背番号は、ある選手が引退しても、またある選手に受け継がれていく。2019年も新たな後継者が誕生した。その歴史を週刊ベースボールONLINEで振り返っていく。 初代に並ぶ投打のレジェンド
1リーグ時代の1942年、
巨人で「32」の初代となったのが
青田昇。“じゃじゃ馬”と呼ばれ、戦後になって5度の本塁打王に輝いた長距離砲だ。同年、
中日の初代となったのが
小鶴誠。アマチュア時代の因縁で、出身地から飯塚姓を名乗っての入団だったが、やはり“和製ディマジオ”と呼ばれた大砲だった。
2リーグ分立の1年だけだったが、
広島の初代が“小さな大エース”
長谷川良平。

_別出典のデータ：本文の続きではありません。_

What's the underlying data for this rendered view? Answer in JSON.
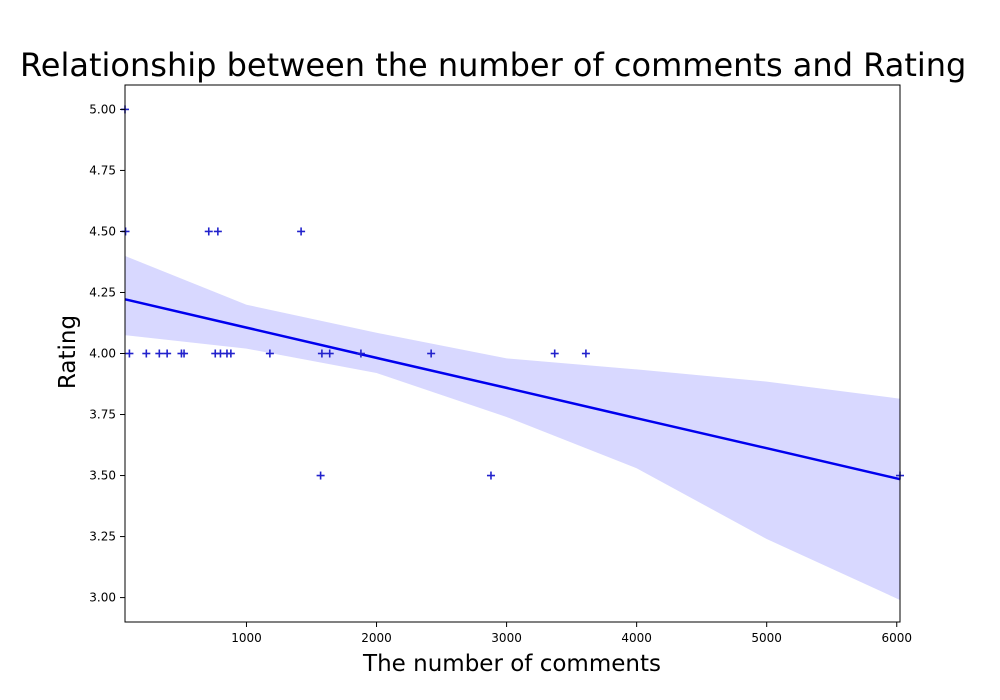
{
  "chart_data": {
    "type": "scatter",
    "title": "Relationship between the number of comments and Rating",
    "xlabel": "The number of comments",
    "ylabel": "Rating",
    "xlim": [
      66,
      6025
    ],
    "ylim": [
      2.9,
      5.1
    ],
    "xticks": [
      1000,
      2000,
      3000,
      4000,
      5000,
      6000
    ],
    "xtick_labels": [
      "1000",
      "2000",
      "3000",
      "4000",
      "5000",
      "6000"
    ],
    "yticks": [
      3.0,
      3.25,
      3.5,
      3.75,
      4.0,
      4.25,
      4.5,
      4.75,
      5.0
    ],
    "ytick_labels": [
      "3.00",
      "3.25",
      "3.50",
      "3.75",
      "4.00",
      "4.25",
      "4.50",
      "4.75",
      "5.00"
    ],
    "grid": false,
    "legend": "none",
    "marker": "+",
    "colors": {
      "points": "#2222cc",
      "line": "#0000ee",
      "band": "#d8d8ff"
    },
    "series": [
      {
        "x": [
          66,
          70,
          100,
          230,
          330,
          390,
          500,
          520,
          710,
          760,
          780,
          800,
          850,
          880,
          1180,
          1420,
          1570,
          1580,
          1640,
          1880,
          2420,
          2880,
          3370,
          3610,
          6025
        ],
        "y": [
          5.0,
          4.5,
          4.0,
          4.0,
          4.0,
          4.0,
          4.0,
          4.0,
          4.5,
          4.0,
          4.5,
          4.0,
          4.0,
          4.0,
          4.0,
          4.5,
          3.5,
          4.0,
          4.0,
          4.0,
          4.0,
          3.5,
          4.0,
          4.0,
          3.5
        ]
      }
    ],
    "regression": {
      "x": [
        66,
        1000,
        2000,
        3000,
        4000,
        5000,
        6025
      ],
      "y": [
        4.222,
        4.106,
        3.982,
        3.859,
        3.735,
        3.612,
        3.485
      ],
      "ci_lower": [
        4.075,
        4.02,
        3.92,
        3.74,
        3.53,
        3.24,
        2.99
      ],
      "ci_upper": [
        4.4,
        4.2,
        4.085,
        3.98,
        3.935,
        3.885,
        3.815
      ]
    }
  }
}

「18」となって低迷する市民球団を支え続けた右腕だ。一方、2リーグ分立後に
日本ハムと
オリックスの初代となった
伊藤万喜三は現在もプロ野球記録となるゲーム18失点を喫した左腕。長谷川とは違った角度で当時のプロ野球を物語る投手だ。伊藤と入れ替わるように同じパ・リーグの南海へ入団した
宅和本司は新人年から2年連続で最多勝に輝いたが、3年目に急失速。以降、投手は少数派となっていったが、好打者の系譜は近年まで続いている。

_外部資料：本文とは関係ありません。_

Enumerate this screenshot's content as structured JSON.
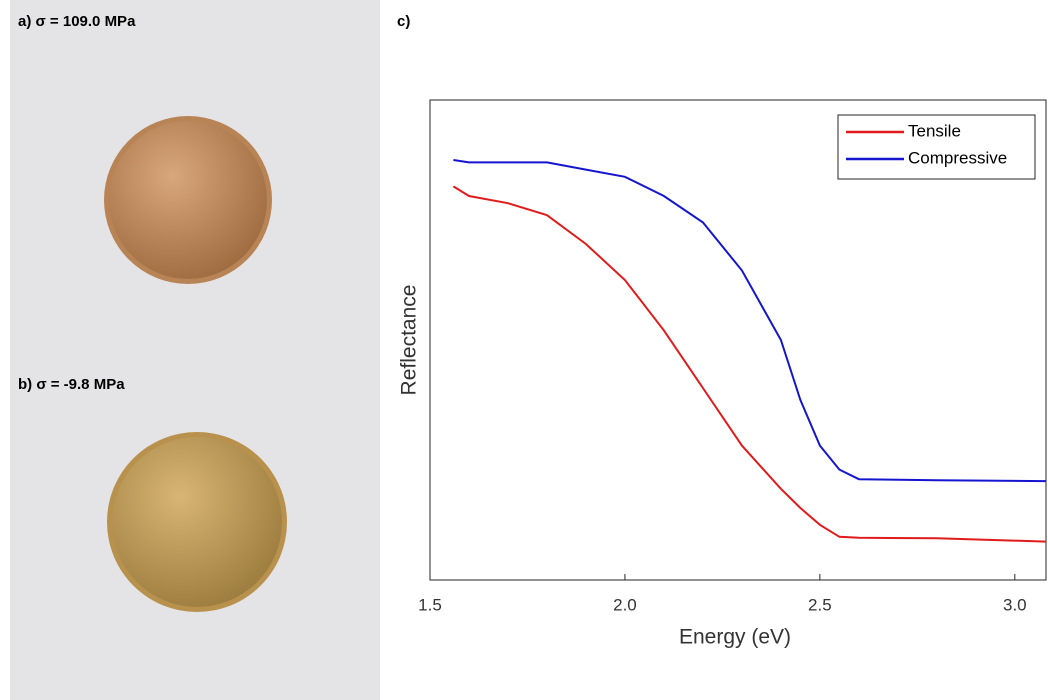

打者の出世番号となっているのが西武だ。松井稼頭央は「32」で頭角を現して「7」へ“出世”。その後も移籍してきた
石井義人が開花し、
浅村栄斗は2013年に初の打点王となって、現在は「3」を背負う。松井は
楽天でも「32」から「7」へと同じ経過をたどった。
【12球団・主な歴代「32」】
巨人 青田昇、
滝安治、
大森剛、
橋本到、
宇佐見真吾☆(2019年~)
阪神 バーンサイド、
池田純一、
加藤博一、
坪井智哉、
山崎憲晴☆
中日 飯塚誠(小鶴誠)、
伊藤竜彦、
桑田茂、
山田喜久夫(キク)、
石垣雅海☆
オリックス 伊藤万喜三、
金本秀夫、
細川安雄、
南牟礼豊蔵、
ディクソン☆
ソフトバンク 加藤喜作、宅和本司、
新山彰忠、
佐々木宏一郎、
塚田正義☆
日本ハム 伊藤万喜三、
島田雄二、
中嶋聡、
大累進、
谷内亮太☆(2019年~)
ロッテ 大館勲夫、
若生智男、
新井昌則、
根元俊一、
高浜卓也☆
DeNA 種田弘、
高橋雅裕、
井上純、
高城俊人、
益子京右☆(2019年~)
西武
橋野昭南、
石井毅、
犬伏稔昌、浅村栄斗、
永江恭平☆
広島 長谷川良平、
三好幸雄、
内田順三、
西山秀二、
白濱裕太☆
ヤクルト 小淵泰輔、奥薗満、
尾花高夫、
小野公誠、
松本直樹☆
楽天
沖原佳典、
小坂誠、松井稼頭央、
枡田慎太郎、
ブセニッツ☆(2019年~)
(☆は2019年)
低迷期に輝く稀少なエース

ヤクルト・尾花高夫
近年は移籍などで加入したベテラン打者がリレーしているが、かつては阪神でも台頭する若手が続いていた。好守も印象に残る池田純一を皮切りに、加藤博一はプロ10年目にして「32」でブレークし、坪井智哉は1年目から「32」で首位打者を争っている。
ロッテの“走る将軍”
西村徳文も若手時代は「32」。現役では攻守走で中日を引っ張る
大島洋平もルーキーイヤーの1年だけ着けていた。17年限りで広島を退団した
梵英心も同様で、やはり攻守走にわたる活躍が認められて新人王に輝いている。ただ、広島は低迷期に司令塔の西山秀二が長く着けていた背番号で、梵を挟んで現在は捕手の白濱裕太が継承している。他のチームにも捕手は散見され、中嶋聡は4球団目の日本ハムへ移籍して最初の背番号が「32」。さかのぼれば、ヤクルトの
大矢明彦も新人年だけ「32」だった。
その後継者が尾花高夫。2203イニング連続で押し出し四球がない制球力で、日本一イヤーの78年から低迷期にかけての14年間、ヤクルトと「32」を背負い続けた。少数派の投手にあって、さらに稀少なエースだ。